Board: Auburn City Council

Met: Tuesday night

Community development loans

Issue: Decreasing federal aid and higher building costs have meant tighter budgets for the city’s community development loan program. Spending on community development loans for building rehabilitation projects, energy efficiency improvements and other redevelopment projects have increased steadily from $248,000 in 2004 to $607,000 in 2008.

Community Development Administrator Reine Mynahan suggested loaning less money and tightening requirements for loans going forward.

Issue: Spot rehab loans, given for emergency repairs, would be reduced from $20,000 per applicant to $15,000. Energy rehab loans would go down from $10,000 per resident to $5,000. Commercial rehab loans would be reduced from $125,000 per business to $50,000, and loans for small low income business loans would go down from $25,000 per instance to $10,000. Down payment assistance would be set at a flat $10,000 per property.

The city would  also change the  schedule for applying for heating oil help with the city. Residents would no longer be able to apply year round, but would have to file their applications between November and March each year.

The city would also begin charging interest for energy rehab loans and lead abatement assistance.

Up next:  Councilors are scheduled to vote on the changes to the program at their Oct. 19 meeting.

City council field trip

Issue: With the closing of two school properties, the city’s Land Lab and the old Merrill Hill School, councilors are faced must decide what to to do with properties.

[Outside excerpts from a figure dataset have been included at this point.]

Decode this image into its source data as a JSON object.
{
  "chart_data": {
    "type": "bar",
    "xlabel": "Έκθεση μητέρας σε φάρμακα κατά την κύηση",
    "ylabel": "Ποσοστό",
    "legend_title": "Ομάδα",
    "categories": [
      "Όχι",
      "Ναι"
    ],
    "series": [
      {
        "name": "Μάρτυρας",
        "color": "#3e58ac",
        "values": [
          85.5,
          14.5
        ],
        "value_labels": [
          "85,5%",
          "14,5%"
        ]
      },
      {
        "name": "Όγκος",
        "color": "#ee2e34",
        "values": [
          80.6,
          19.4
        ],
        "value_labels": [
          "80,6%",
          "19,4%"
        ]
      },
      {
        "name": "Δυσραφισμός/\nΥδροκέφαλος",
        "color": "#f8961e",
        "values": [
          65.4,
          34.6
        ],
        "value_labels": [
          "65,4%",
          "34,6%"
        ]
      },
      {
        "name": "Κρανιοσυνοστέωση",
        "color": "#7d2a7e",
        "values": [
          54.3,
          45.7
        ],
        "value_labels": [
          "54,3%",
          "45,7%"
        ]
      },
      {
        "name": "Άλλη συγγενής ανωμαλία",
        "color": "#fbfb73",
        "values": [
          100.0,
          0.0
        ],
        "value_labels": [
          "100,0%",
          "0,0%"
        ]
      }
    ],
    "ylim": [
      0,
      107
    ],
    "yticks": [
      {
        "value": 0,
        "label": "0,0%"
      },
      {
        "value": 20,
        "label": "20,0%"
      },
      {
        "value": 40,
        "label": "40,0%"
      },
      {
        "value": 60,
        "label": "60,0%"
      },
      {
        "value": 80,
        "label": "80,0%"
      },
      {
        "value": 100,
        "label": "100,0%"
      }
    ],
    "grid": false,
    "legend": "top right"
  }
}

The scoop: City Manager Glenn Aho suggested councilors meet at the properties during their next meeting to tour sites and get more familiar with them. Councilors will meet at the land lab building at 5 p.m. Oct. 19, then proceed to the Merrill Hill building.

Councilor Dan Herrick said he didn’t need to take another look at the properties to know what to do with them. He favors selling them and putting them back on the property tax rolls.

Vietnam memorial

Issue: Both Lewiston and Auburn have plaques dedicating the Veterans Memorial Bridge to Vietnam veterans. In Lewiston, the plaque is near the northwestern on-ramp. A small road is nearby, providing places for cars to park and letting veterans visit the plaque. Auburn’s plaque is not so conveniently located. It’s on the southeastern side of Center Street north of Bowdoin Street, with no stopping place for people to pay their respects.

Local veterans groups are recommending both plaques be consolidated on the Lewiston side of the bridge where it would be easier for veterans to visit.

The scoop: Councilors said they didn’t like that idea. Councilor Mike Farrell said the point is to dedicate the bridge, and removing a plaque in either city would be a disservice.

Mayor John Jenkins recommended relocating the plaque to the west side of Center Street, which has more room for parking.

Up next: Councilors agreed, and asked Aho to recommend that change to veterans groups and the Maine Department of Transportation.

Snow clearing

Issue: The city normally bans overnight parking between Nov. 15 and April 15 between midnight and 7 a.m. That ban is designed to make it easier for the city’s snow plows to clear the roads during heavy snowstorms. It amounts to a complete ban on overnight parking for more than 150 nights each winter.

The scoop: The full ban might not be necessary. Instead of banning overnight parking all winter, they proposed letting Police Chief Phil Crowell declare snow emergencies, banning overnight parking for the duration of the storm. That would benefit downtown residents with limited parking available, requiring them to move their vehicles an estimated 25 nights each year.

Crowell and Public Works Director Bob Belz also recommended strengthening the rules stopping residents from dumping snow cleared from their driveways into plowed city streets. People caught doing it would face a warning from the city the first time they did it, a $50 fine the second time and $100 fines each time after that.

Up next:  Councilors agreed to the changes and approved them on first reading. They’ll vote on them a second time at their Oct. 19 meeting.

Next meeting: Joint meeting with the Lewiston Council on Oct. 15.

The next City Council workshop, is scheduled for 5:30 p.m.  Oct. 17, followed by a 7 p.m. meeting.